If I’m not cutting the parts by hand, a tennon jig on the table saw is my preferred method.
What is the most popular way of cutting tennons for the rest of you?
March 5, 2018 at 9:17 am #3494
March 5, 2018 at 9:38 am #3496
Table mounted router + rabbet bit + coping sled works
March 5, 2018 at 9:54 am #3497
I was looking for something to pick on in the photo that finally displayed but I’m at a loss. (You should all know how rare that is for me.) Is that a shop made jig or purchased? It looks a lot like the PSI or Eagle America brand. I’ve been wanting to build/buy one of those for years. It’s just one of those things. There is no great NEED for it at the moment so I make do with what I have.
March 5, 2018 at 9:59 am #3498
I never had much luck with that technique, Mike. I’m sure it works fine, but I never felt comfortable cutting anything more than a stub tennon that way. I wonder who else uses that technique.
March 5, 2018 at 10:41 am #3499
Joe, I know you being speechless is rare! I made it quite a few years ago more as a tenoning jig. Threaded rod and a few screws as well as masonite. The bit drops below the table so I can cut without trapping the workpiece. When cutting mortises I raise the bit and put a few stops in place. Very safe. Have a vacuum attachment built into it below as well. Rudimentary but it works great. I’ll take pictures from the back and post..

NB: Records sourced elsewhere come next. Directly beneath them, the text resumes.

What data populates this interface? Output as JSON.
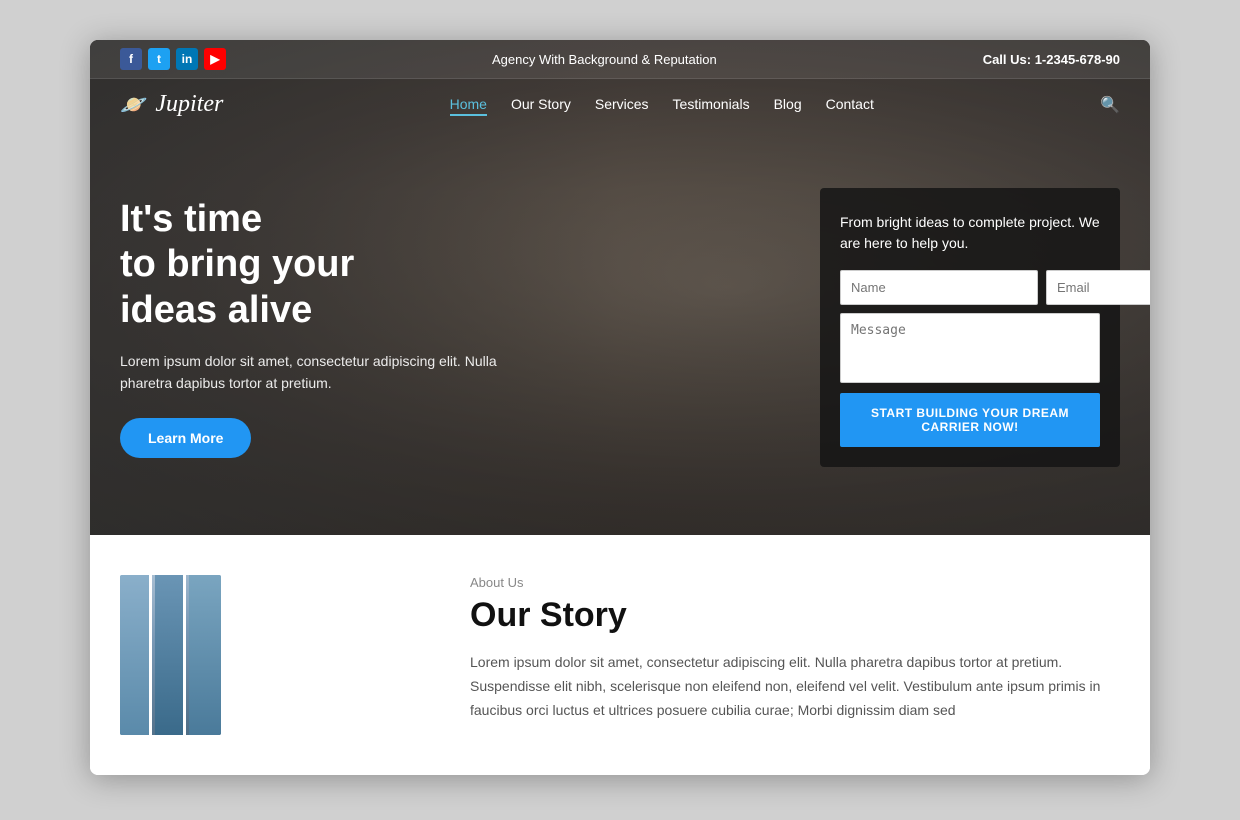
{
  "topbar": {
    "tagline": "Agency With Background & Reputation",
    "phone": "Call Us: 1-2345-678-90"
  },
  "social": {
    "facebook": "f",
    "twitter": "t",
    "linkedin": "in",
    "youtube": "▶"
  },
  "logo": {
    "icon": "🪐",
    "text": "Jupiter"
  },
  "nav": {
    "items": [
      {
        "label": "Home",
        "active": true
      },
      {
        "label": "Our Story",
        "active": false
      },
      {
        "label": "Services",
        "active": false
      },
      {
        "label": "Testimonials",
        "active": false
      },
      {
        "label": "Blog",
        "active": false
      },
      {
        "label": "Contact",
        "active": false
      }
    ]
  },
  "hero": {
    "heading": "It's time\nto bring your\nideas alive",
    "subtext": "Lorem ipsum dolor sit amet, consectetur adipiscing elit. Nulla pharetra dapibus tortor at pretium.",
    "cta_label": "Learn More"
  },
  "contact_form": {
    "intro": "From bright ideas to complete project. We are here to help you.",
    "name_placeholder": "Name",
    "email_placeholder": "Email",
    "message_placeholder": "Message",
    "submit_label": "START BUILDING YOUR DREAM CARRIER NOW!"
  },
  "about": {
    "label": "About Us",
    "title": "Our Story",
    "body": "Lorem ipsum dolor sit amet, consectetur adipiscing elit. Nulla pharetra dapibus tortor at pretium. Suspendisse elit nibh, scelerisque non eleifend non, eleifend vel velit. Vestibulum ante ipsum primis in faucibus orci luctus et ultrices posuere cubilia curae; Morbi dignissim diam sed"
  }
}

March 5, 2018 at 11:39 am #3500
I hesitated to suggest the go-to solution for perfect tenons because of safety considerations. It is called the AB Method. “AB” = Angry Beaver. Here goes: Carefully layout the desired tenon dimensions, gingerly pick up a beaver by its tail and give a slight twist. Point the now Angry Beaver at the board and watch the wood fly! Chew out can be an issue. Good luck.

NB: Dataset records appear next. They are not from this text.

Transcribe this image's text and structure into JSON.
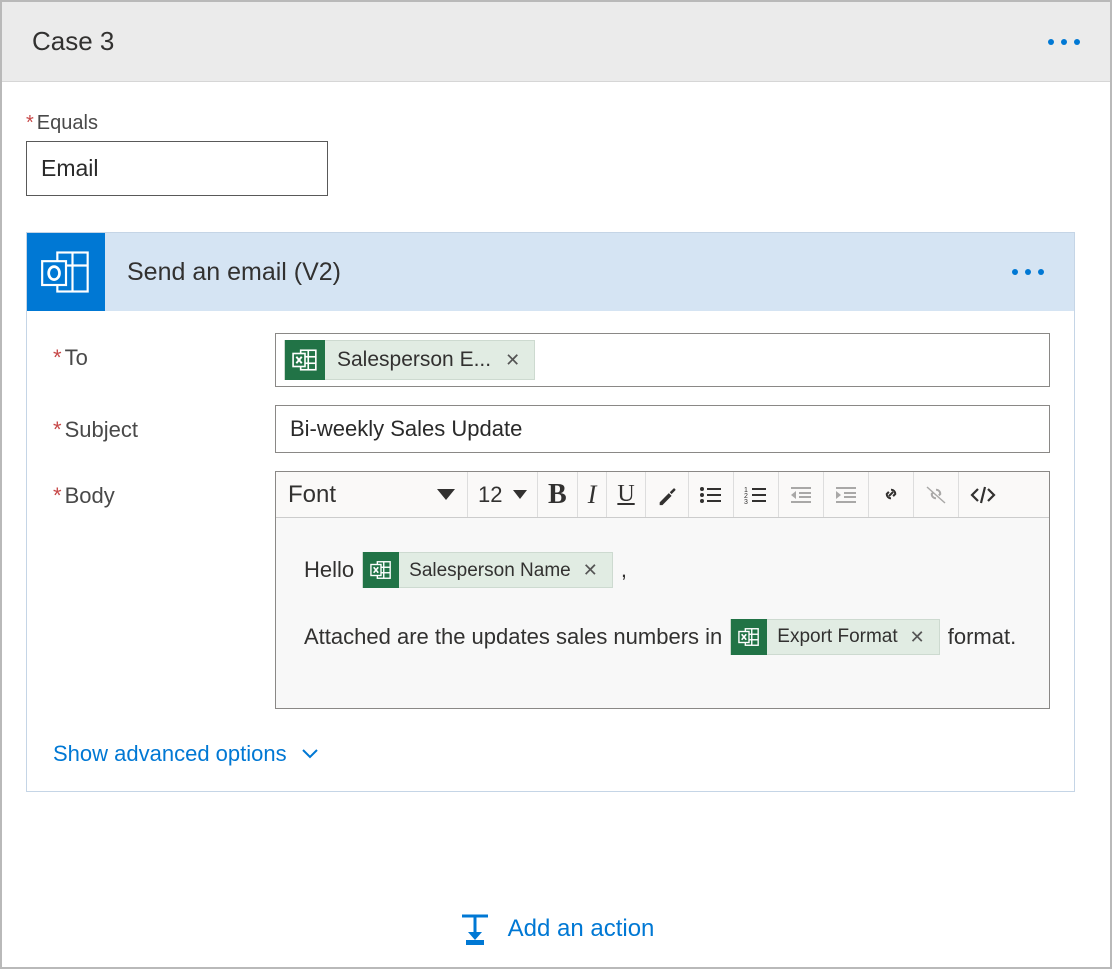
{
  "header": {
    "title": "Case 3"
  },
  "equals": {
    "label": "Equals",
    "value": "Email"
  },
  "action": {
    "title": "Send an email (V2)",
    "fields": {
      "to_label": "To",
      "subject_label": "Subject",
      "body_label": "Body",
      "subject_value": "Bi-weekly Sales Update"
    },
    "tokens": {
      "to_token": "Salesperson E...",
      "body_name_token": "Salesperson Name",
      "body_format_token": "Export Format"
    },
    "body_text": {
      "hello": "Hello",
      "comma": ",",
      "line2_pre": "Attached are the updates sales numbers in",
      "line2_post": "format."
    },
    "toolbar": {
      "font_label": "Font",
      "size_label": "12"
    },
    "advanced_link": "Show advanced options"
  },
  "add_action": {
    "label": "Add an action"
  }
}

March 5, 2018 at 12:11 pm #3501
I forgot to add: for smaller pieces and/or finer cuts consider the AT Method. Yes, you guessed it, AT = Angry Termite. Tough to find the tail though…
March 6, 2018 at 9:36 am #3505
That’s what’s wrong with the country now. Everyone is angry, even the termites and beavers. If you are nice to them, they will be nice back, despite our mutual differences. Maybe they will even chew the wood in a straight path, ending the need to sand smooth.